While subscriber growth is strong for now, NSR believes that growth will slow over the coming decade, due to a smaller than anticipated addressable market, and competition from new smallsat devices designed for panic button type usage. Longer term, retail revenues will flatten out as well, as ARPUs are expected to decline as more intermittent usage is expected and to counter high levels of churn. Equipment pricing is also expected to decline due to increased competition – something that will prove to be a huge challenge to new entrants.
The strategic issue with the above types of devices is that usage is unlike that of industrial applications, which have a stable usage pattern. Consumer IoT device usage is inherently irregular and occasional. This leads to high levels of churn in this application, which is typical across the segment as consumers and eco-tourism users subscribe for short periods when travelling and then or almost immediately, cancel service afterwards.
Globalstar found this in 2018, with the company having net in-service subscriber growth of ~5,600 in 2018 compared to 2017. Gross subscriber additions were ~69,000 across the same period, indicating that a significant number of existing customers had discontinued service. While Globalstar derives a significant proportion of their revenue base from SPOT, Iridium is less affected due to a sufficiently broad subscriber base, and in the consumer IoT space new partnerships with Somewear and Bivystick further broaden this base.
The other issue is the addressable market size. Given there about 900 million iPhones in the world, plus 100s of millions of other smartphones, and assuming 10 million will be in areas outside of GSM coverage, in theory there should be 10 million consumer IoT or Satsleeve type devices sold. The fact that this isn’t the case, demonstrates that the need for always on connectivity isn’t compelling enough for consumers, based on sales numbers for devices such as the Thuraya SatSleeve and other products. This will be a cautionary tale for investments based on connecting every user outside of GSM networks – that the reality will be a much smaller share of users who really need to be connected everywhere.

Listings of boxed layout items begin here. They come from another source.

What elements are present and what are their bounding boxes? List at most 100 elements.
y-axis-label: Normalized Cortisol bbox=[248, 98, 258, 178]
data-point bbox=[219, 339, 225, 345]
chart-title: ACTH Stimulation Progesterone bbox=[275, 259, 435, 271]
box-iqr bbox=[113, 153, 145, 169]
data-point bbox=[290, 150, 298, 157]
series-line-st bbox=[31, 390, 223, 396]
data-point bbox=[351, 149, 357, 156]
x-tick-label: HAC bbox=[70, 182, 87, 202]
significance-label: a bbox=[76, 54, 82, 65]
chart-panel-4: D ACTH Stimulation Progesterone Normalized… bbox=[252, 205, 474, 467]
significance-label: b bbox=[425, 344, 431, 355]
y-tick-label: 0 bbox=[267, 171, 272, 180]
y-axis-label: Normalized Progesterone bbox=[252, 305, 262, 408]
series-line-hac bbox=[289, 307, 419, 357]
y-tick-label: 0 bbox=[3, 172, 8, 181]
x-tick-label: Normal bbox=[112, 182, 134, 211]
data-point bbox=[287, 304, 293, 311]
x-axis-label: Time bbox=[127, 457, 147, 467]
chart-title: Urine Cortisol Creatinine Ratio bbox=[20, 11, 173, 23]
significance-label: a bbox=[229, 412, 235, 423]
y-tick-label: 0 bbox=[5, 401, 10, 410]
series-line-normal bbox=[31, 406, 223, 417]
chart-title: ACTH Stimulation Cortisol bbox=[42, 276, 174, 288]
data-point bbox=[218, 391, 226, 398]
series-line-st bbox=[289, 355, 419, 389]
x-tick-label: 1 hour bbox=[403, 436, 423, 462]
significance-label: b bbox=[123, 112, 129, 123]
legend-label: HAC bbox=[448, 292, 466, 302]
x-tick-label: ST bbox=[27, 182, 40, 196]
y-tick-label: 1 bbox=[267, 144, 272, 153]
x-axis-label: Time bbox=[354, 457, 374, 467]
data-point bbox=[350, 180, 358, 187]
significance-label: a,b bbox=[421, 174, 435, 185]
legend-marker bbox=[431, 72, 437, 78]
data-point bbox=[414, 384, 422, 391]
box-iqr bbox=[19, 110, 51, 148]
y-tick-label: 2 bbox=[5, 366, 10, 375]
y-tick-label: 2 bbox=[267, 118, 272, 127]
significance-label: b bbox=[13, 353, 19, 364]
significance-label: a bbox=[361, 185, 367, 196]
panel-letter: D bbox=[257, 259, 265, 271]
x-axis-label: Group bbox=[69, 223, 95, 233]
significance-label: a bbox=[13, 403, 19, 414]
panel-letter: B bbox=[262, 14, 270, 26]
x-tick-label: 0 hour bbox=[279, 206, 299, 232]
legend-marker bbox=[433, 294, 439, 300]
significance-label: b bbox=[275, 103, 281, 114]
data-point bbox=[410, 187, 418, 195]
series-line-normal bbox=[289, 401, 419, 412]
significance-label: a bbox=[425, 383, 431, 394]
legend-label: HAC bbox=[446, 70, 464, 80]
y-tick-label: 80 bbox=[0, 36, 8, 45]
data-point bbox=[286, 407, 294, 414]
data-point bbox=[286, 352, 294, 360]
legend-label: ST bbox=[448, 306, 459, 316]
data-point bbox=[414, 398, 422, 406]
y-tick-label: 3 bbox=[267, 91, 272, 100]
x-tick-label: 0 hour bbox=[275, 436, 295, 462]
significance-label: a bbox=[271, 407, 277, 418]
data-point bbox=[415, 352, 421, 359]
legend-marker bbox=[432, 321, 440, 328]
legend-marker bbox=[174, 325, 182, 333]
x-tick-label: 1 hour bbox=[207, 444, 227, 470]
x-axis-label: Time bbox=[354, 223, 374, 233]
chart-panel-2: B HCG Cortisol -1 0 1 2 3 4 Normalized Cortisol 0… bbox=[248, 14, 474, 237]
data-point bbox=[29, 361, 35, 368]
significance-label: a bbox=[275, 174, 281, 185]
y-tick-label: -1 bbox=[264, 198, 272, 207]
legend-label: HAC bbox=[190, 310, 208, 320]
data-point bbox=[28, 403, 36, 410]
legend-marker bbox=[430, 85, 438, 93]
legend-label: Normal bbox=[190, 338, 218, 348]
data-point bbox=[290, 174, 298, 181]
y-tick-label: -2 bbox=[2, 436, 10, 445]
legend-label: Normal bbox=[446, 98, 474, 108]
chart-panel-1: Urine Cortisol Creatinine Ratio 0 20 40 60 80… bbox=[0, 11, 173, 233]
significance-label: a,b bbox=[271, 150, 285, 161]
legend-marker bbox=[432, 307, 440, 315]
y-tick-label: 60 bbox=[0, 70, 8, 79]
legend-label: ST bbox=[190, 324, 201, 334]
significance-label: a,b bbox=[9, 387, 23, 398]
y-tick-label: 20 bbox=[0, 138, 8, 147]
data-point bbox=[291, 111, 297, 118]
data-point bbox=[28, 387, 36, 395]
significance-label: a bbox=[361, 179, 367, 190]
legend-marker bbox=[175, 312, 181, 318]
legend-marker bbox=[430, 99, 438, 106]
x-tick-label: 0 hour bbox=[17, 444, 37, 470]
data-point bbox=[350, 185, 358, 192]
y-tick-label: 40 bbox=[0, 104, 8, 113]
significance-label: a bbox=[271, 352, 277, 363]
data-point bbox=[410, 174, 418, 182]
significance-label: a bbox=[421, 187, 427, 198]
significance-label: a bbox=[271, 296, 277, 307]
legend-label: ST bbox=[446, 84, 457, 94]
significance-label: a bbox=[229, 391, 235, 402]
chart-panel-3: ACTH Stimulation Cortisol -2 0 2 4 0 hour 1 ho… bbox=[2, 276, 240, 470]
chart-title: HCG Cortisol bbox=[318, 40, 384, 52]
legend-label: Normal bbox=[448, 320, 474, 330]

With that said, there is also an opportunity for small satellite constellations to address this market with lower pricing structures, and NSR expects more to be developed in future years that connect to these new constellations – which could be priced as low as 1 cent per message. Some of the ~5.3 million in-service smallsat IoT terminals in 2028 will cater to the consumer market and have an impact on MSS services; even more if greater than 3 constellations fully launch. However, reliability will need to be proven on these constellations before these become trusted for an emergency response to be relied upon, and companies will need to partner with GEOS Worldwide Ltd (like other MSS operators) or a similar company to provide emergency rescue services. Such devices can come from unusual sources for the satellite industry – the Iridium connected Bivystick and Somewear have even been funded through Kickstarter – expect more to follow.
The consumer IoT, with its billions of devices, for the most part will remain on terrestrial connections. Only a very small portion of these devices will have data routed through satellite connectivity. The challenge for service providers, satellite operators and consumer IoT companies will be to reach price points and form factors that will be palatable to casual outdoor enthusiasts, without reducing ARPU from existing higher value customers. This will involve limiting feature sets to consumers such as basic location tracking and social media, while avoiding high level data analytics. Nonetheless, consumer IoT applications will remain relatively untapped from a satellite perspective when compared to the much larger enterprise M2M satellite market, and it is these enterprise applications, which should be the primary focus for operators and service providers alike.